Just like any other Benny project, the lyrics are the top focus. Right from the opening track, Benny knows not to play around. The line about not his story being rags to riches and more about mastering physics is just the perfect way to open the album up. There’s also that line on “Thowy’s Revenge” where he mentions that he used to drive cabs but now he only drives imports which is cold as hell. That Martha Stewart line on the same song is also extremely cold. On “Guerrero” he mentioned every song on Tana Talk 3 using clever lines. For example, how “Rubber Bands & Weight” made him “97 Hov” is cold, “Word to Babs I was Fast Eddie as soon as the cops close” is cold, and staring at his reflection with “Broken Bottles” is cold. He also trades off on “Uncle Bun” and redoes Biggie’s classic “10 Crack Commandments” and does it with justice. What I’m trying to say here is that not only Benny has stayed with the same weight lyrically, he’s expanded it in ways we didn’t expect.

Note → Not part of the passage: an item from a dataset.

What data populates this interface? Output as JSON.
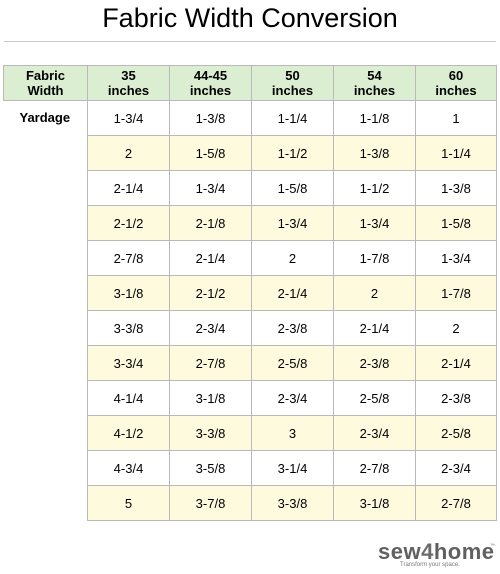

On Tana Talk 4, we have more features than we did on the 3rd one. We even start with a feature track with J Cole and let me say that J Cole delivers one of my favorite features he’s done. We get a hook from Stove God Cooks on the following track and all due respect to Stove God Cooks, but I feel like all of his hooks have the same purpose. On “Weekends In The Perrys” Boldy James comes in and I think the combo of Boldy and Benny is an underappreciated one. C’mon, “Scrape The Bowl”, “Brickmile To Montana” and now this? They haven’t missed yet. On “Tyson Vs Ali” we have the combination of Benny and Conway that rarely disappoints, we have a nice tradeoff on “Uncle Bun” with 38 Spesh and we have “Guererro” with Westside Gunn that just ends up sounding like a stereotypical Griselda track. I guess what I’m trying to say is that Benny does a good job, the features do a good job but the magic from the previous Tana Talk just isn’t there and I don’t know why.
Comparison To Tana Talk 3
Tana Talk 3 was just an album that was so good that it would be hard to beat, especially if it’s by the same artist, in that case, Benny is nowhere as near as he was on that project. There is no song maybe except for “Johnny P’s Caddy” that is up to par with “Broken Bottles” or “97 Hov”. Benny just sounded more aggressive on Tana Talk 3 and chose better production on Tana Talk 3. That’s all there is to it.
As long as not being as strong as the previous Tana Talk and some of the beats aren’t the strongest Benny chose, it suffers from the same cons that the 3rd Tana Talk did. I think Benny did a little more on the attribute side of the lyricism scale, but it’s not like it’s as strong, but that’s like following an MVP season, you just can’t win them all. On the other hand, Even though it’s not as good as Tana Talk 3, it’s still another strong release from The Butcher.
So far, it’s been a really good year for Griselda, Conway released his strongest project, Benny is back in his usual form and Westside Gunn’s album in 2021 shows that he’s also in strong form. Griselda Is here to stay and I’m glad to say that this album solidified it.